Il suo comportamento - un mix di ossessività, disturbi percettivi e mancanza di controllo degli impulsi - si è trasformato in un vero e proprio fenomeno di disagio collettivo. I residenti, ormai costretti a ripetute operazioni di pulizia e ripristino, parlano di una situazione insostenibile: "Siamo esasperati - racconta un amministratore di condominio -. Non è solo questione di decoro, ma di sicurezza e di dignità. Abbiamo bisogno che qualcuno intervenga in modo definitivo".
La vicenda mette in luce le difficoltà strutturali del sistema nel gestire situazioni in cui disagio psichico, responsabilità penale e ordine pubblico si sovrappongono. Le normative esistenti - dal trattamento sanitario obbligatorio (TSO) alla nomina di un amministratore di sostegno - offrono strumenti teoricamente efficaci, ma la loro applicazione pratica si scontra con ritardi procedurali, carenza di risorse e frammentazione delle competenze tra autorità sanitarie, giudiziarie e sociali.
Da tempo gli operatori del settore segnalano una carenza cronica di posti letto nelle strutture psichiatriche umbre, un limite che rende difficile intervenire anche di fronte ai casi più gravi e urgenti. In assenza di una rete integrata tra sanità, giustizia e servizi sociali, ogni intervento rischia di restare un’azione isolata e inefficace.
Il risultato è un cortocircuito istituzionale: le forze dell’ordine intervengono ma non hanno strumenti per trattenere la persona; i servizi sanitari riconoscono la necessità di un ricovero, ma non trovano disponibilità; le autorità giudiziarie, infine, non possono disporre misure restrittive in assenza di imputabilità. Nel frattempo, la cittadinanza resta esposta alle conseguenze concrete di una vulnerabilità non gestita, tra disagio, rabbia e senso di abbandono.
Il Comune di Perugia, in collaborazione con la Prefettura, starebbe valutando l’elaborazione di un piano di intervento coordinato volto a fronteggiare in modo strutturale la situazione.
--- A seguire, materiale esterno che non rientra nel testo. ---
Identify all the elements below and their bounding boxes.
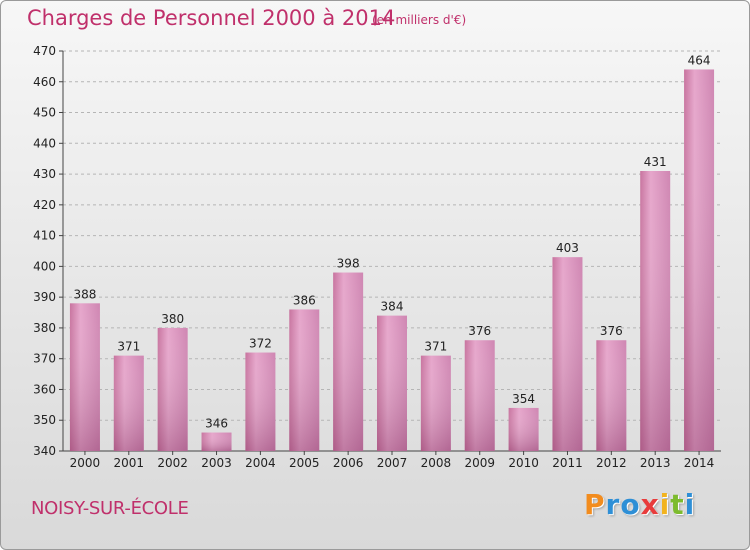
y-tick-label: 470 — [33, 44, 56, 58]
y-tick-label: 410 — [33, 229, 56, 243]
logo-letter: o — [620, 488, 641, 521]
value-label-2003: 346 — [205, 417, 228, 431]
y-tick-label: 370 — [33, 352, 56, 366]
value-label-2002: 380 — [161, 312, 184, 326]
value-label-2011: 403 — [556, 241, 579, 255]
x-tick-label: 2001 — [114, 456, 145, 470]
bar-shade-2007 — [377, 315, 407, 451]
y-tick-label: 390 — [33, 290, 56, 304]
logo-letter: t — [670, 488, 685, 521]
logo-letter: r — [605, 488, 621, 521]
logo-letter: i — [659, 488, 671, 521]
bar-shade-2000 — [69, 303, 100, 451]
x-tick-label: 2009 — [464, 456, 495, 470]
x-tick-label: 2012 — [596, 456, 627, 470]
bar-shade-2003 — [201, 432, 232, 451]
x-tick-label: 2000 — [70, 456, 101, 470]
value-label-2010: 354 — [512, 392, 535, 406]
value-label-2001: 371 — [117, 340, 140, 354]
value-label-2007: 384 — [381, 300, 404, 314]
x-tick-label: 2007 — [377, 456, 408, 470]
value-label-2000: 388 — [73, 287, 96, 301]
bar-shade-2001 — [113, 355, 144, 451]
y-tick-label: 420 — [33, 198, 56, 212]
y-tick-label: 450 — [33, 106, 56, 120]
value-label-2014: 464 — [688, 53, 711, 67]
x-tick-label: 2011 — [552, 456, 583, 470]
bar-shade-2012 — [596, 340, 627, 451]
bar-shade-2002 — [157, 327, 188, 451]
bar-shade-2014 — [684, 69, 715, 451]
chart-title: Charges de Personnel 2000 à 2014 — [27, 6, 396, 30]
x-tick-label: 2008 — [421, 456, 452, 470]
commune-name: NOISY-SUR-ÉCOLE — [31, 498, 189, 519]
logo-letter: i — [684, 488, 696, 521]
y-tick-label: 380 — [33, 321, 56, 335]
bar-shade-2011 — [552, 257, 583, 451]
x-tick-label: 2013 — [640, 456, 671, 470]
bar-shade-2006 — [333, 272, 364, 451]
y-tick-label: 430 — [33, 167, 56, 181]
chart-subtitle: (en milliers d'€) — [372, 13, 467, 27]
bars — [69, 69, 715, 451]
x-tick-label: 2004 — [245, 456, 276, 470]
bar-shade-2013 — [640, 171, 671, 451]
axes: 340 350 360 370 380 390 400 410 420 430 440 450 460 4… — [33, 44, 721, 470]
x-tick-label: 2014 — [684, 456, 715, 470]
x-tick-label: 2006 — [333, 456, 364, 470]
logo-letter: P — [584, 488, 606, 521]
bar-shade-2005 — [289, 309, 320, 451]
x-tick-label: 2002 — [157, 456, 188, 470]
y-tick-label: 350 — [33, 413, 56, 427]
x-tick-label: 2010 — [508, 456, 539, 470]
value-label-2005: 386 — [293, 293, 316, 307]
x-tick-label: 2005 — [289, 456, 320, 470]
value-label-2004: 372 — [249, 337, 272, 351]
y-tick-label: 400 — [33, 259, 56, 273]
x-tick-label: 2003 — [201, 456, 232, 470]
value-label-2006: 398 — [337, 257, 360, 271]
value-labels: 388 371 380 346 372 386 398 384 371 376 354 403 376 4… — [73, 53, 710, 430]
y-tick-label: 360 — [33, 382, 56, 396]
bar-shade-2008 — [420, 355, 451, 451]
proxiti-logo: Proxiti — [584, 488, 695, 521]
bar-shade-2004 — [245, 352, 276, 451]
logo-letter: x — [640, 488, 660, 521]
value-label-2008: 371 — [424, 340, 447, 354]
y-tick-label: 440 — [33, 136, 56, 150]
bar-shade-2009 — [464, 340, 495, 451]
value-label-2013: 431 — [644, 155, 667, 169]
value-label-2012: 376 — [600, 324, 623, 338]
bar-shade-2010 — [508, 407, 539, 451]
value-label-2009: 376 — [468, 324, 491, 338]
y-tick-label: 340 — [33, 444, 56, 458]
y-tick-label: 460 — [33, 75, 56, 89]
Tra le ipotesi al vaglio figurano la presa in carico continuativa della donna da parte dei servizi di salute mentale, l’attivazione di un percorso di tutela giudiziaria - con la possibile nomina di un amministratore di sostegno - e il potenziamento dei sistemi di videosorveglianza nelle aree più esposte ai vandalismi.
Parallelamente, le istituzioni discutono la necessità di rafforzare i protocolli di intervento interistituzionale, così da garantire una risposta tempestiva e coordinata tra forze dell’ordine, servizi sociali e strutture sanitarie. L’obiettivo è duplice: prevenire il ripetersi di episodi analoghi e, allo stesso tempo, assicurare un percorso di cura e protezione adeguato a una persona in evidente stato di fragilità.